Anka’nın haberine göre, Erdoğan’ın geziye başlamadan önce Suriye ile ilgili "ABD önderliğinde uçuşa yasak bölgeyi destekleriz" ve "Cenevre bir oyalama taktiğidir" başlıklı çıkışları ile "isteyerek veya istemeyerek" görüşme ile ilgili beklentileri yükseltme yolunu seçtiğini vurgulandı.

"El Nusra çok tartışıldı"
Erdoğan’ın Washington’da ise "uçuşa yasak bölgeyi BMGK kararına bağlarken, Cenevre 2’yi çözüm yolu olarak gördüğünü açıkladığını" belirten BBC, "Amerikan tarafının Suriye içindeki aşırı unsurlara karşı Türkiye’nin yumuşak tutumundan rahatsız olduğu açık bir sır" değerlendirmesinde bulunduktan sonra Leigh Üniversitesi profesörü Henri Barkey’e göre görüşmelerde "El Nusra çok tartışıldı ve onlarsız bir yol aranmak için anlaşılmış olabilir" dedi.

Askeri alternatifler konuşuldu
BBC, ulaştığı bazı diplomatik kaynakların da Türk delegasyonun ABD Dışişleri Bakanlığında geçirdiği süre kadar Amerikan Savunma Bakanlığı'nda yaptığı görüşmelere dikkat çektiklerini kaydettiklerini belirtirken şunları söyledi:

"Dışişleri Bakanı Ahmet Davutoğlu, Savunma Bakanı İsmet Yılmaz ve MİT Müsteşarı Hakan Fidan, Pentagon’u ziyaretlerinde bir saat süresince ABD Savunma Bakanı Chuck Hagel ve diğer bazı üst düzey komuta kademeleriyle Suriye’de ihtiyaç duyulabilecek askeri alternatifleri konuştu.
Erdoğan, Esad'ın artık gelişmelerde kontrolü olmadığını vurgulayarak sorumluluğu Rusya’ya yükledi. Erdoğan ve Obama’nın Rusya’ya Cenevre sürecinde bu açıdan baskısını artıracağı beklenmeli."

BBC, "Sonuçta Türkiye, Suriye konusunda duymak istediklerini Amerikalı muhatabından işitemedi" dedikten sonra şunları dile getirdi:

"Türkiye, ABD’yle birlikte demokrasi ve özgürlük temellerinden yola çıkan Suriyeli muhalifleri Suriye’nin geleceği haline getirmek için ortaklık teklif etti. Bu gerçekleşmediği takdirde, Katar ve diğer bazı ülkelerin Suriye içindeki aşırı unsurları güçlendirmeye devam edeceğini, diğer taraftan da İran ve Hizbullahın etkinliğine karşı El Kaide’nin rekabetinin yaşanacağı bir Suriye kâbus senaryosu sunuldu."
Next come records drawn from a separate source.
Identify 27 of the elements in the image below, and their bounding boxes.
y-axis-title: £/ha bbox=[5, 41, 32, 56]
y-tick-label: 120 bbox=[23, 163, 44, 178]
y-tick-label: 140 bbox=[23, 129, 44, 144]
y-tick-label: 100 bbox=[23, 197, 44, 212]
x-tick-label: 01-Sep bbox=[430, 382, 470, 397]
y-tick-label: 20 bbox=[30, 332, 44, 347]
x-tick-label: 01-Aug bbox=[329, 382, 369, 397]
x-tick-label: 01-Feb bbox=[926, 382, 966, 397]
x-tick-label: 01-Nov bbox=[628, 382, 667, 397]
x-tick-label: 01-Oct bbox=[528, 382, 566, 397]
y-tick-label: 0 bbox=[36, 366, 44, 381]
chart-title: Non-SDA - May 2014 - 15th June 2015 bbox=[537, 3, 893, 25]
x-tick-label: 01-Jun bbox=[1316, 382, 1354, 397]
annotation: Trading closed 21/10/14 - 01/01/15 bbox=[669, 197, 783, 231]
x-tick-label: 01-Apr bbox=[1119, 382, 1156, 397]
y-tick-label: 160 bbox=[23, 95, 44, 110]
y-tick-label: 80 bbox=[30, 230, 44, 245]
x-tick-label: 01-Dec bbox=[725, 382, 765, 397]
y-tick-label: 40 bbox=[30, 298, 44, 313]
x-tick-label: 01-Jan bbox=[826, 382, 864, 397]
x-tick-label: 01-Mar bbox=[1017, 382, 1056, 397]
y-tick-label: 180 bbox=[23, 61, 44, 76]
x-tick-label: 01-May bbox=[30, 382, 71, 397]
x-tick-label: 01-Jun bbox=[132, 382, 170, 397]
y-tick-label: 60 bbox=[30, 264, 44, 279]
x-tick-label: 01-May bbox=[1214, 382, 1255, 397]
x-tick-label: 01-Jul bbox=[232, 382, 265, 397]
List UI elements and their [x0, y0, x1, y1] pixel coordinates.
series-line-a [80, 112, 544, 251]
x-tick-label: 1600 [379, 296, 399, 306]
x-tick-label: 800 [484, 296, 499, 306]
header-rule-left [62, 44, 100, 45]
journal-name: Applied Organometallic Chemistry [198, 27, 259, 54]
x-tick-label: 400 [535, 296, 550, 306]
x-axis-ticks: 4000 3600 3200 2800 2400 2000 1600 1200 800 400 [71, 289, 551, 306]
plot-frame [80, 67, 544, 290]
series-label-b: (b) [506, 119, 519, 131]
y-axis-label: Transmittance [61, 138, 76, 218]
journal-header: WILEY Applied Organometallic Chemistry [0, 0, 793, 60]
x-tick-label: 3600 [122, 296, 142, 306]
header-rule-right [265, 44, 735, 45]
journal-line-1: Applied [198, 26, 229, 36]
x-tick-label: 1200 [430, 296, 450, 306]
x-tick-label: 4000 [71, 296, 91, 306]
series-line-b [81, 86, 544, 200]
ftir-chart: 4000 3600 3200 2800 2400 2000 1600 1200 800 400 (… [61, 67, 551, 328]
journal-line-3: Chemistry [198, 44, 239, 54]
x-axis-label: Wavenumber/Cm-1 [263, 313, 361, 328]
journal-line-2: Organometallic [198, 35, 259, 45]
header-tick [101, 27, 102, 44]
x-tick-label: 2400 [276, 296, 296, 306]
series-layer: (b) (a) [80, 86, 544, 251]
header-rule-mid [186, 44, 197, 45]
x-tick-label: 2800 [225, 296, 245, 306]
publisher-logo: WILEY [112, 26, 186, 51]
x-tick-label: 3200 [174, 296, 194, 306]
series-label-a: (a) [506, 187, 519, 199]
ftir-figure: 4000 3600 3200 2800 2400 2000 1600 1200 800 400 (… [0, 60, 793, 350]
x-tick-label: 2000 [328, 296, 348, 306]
Haberde Erdoğan’ın Gazze’de Hamas’ı ziyaret etme planlarına El-Fetih yönetimindeki Ramallah’ın eklenmesinin Obama’yı mutlu ederken, Obama yönetimi de daha önce muhalif olduğunu ifade ettiği bu ziyarete karşı sessizliği tercih ederek Erdoğan’ın yolundan çekilmiş olduğu yorumu da yapıldı.

BBC haberinde, Kudüs’teki Shalem Üniversitesi’nde "İsrail Araştırma akademisyeni" olan Gabriel Mitchell’in görüşlerine de yer verdi.
Gabriel Mitchell, "Erdoğan’ın PKK lideri Öcalan ile başlattığı barış sürecinin İsrail’in Hamas ile olan ilişki dinamiklerine de yansıyarak, İsrail’i de Hamas ile müzakere masasına çekebileceğini" düşünüyor.

Bu bağlamda Türkiye- İsrail ilişkilerinde Erdoğan’ın "Obama’nın dilediği bir yumuşama göstermediği" değerlendirmesi yapılıyor.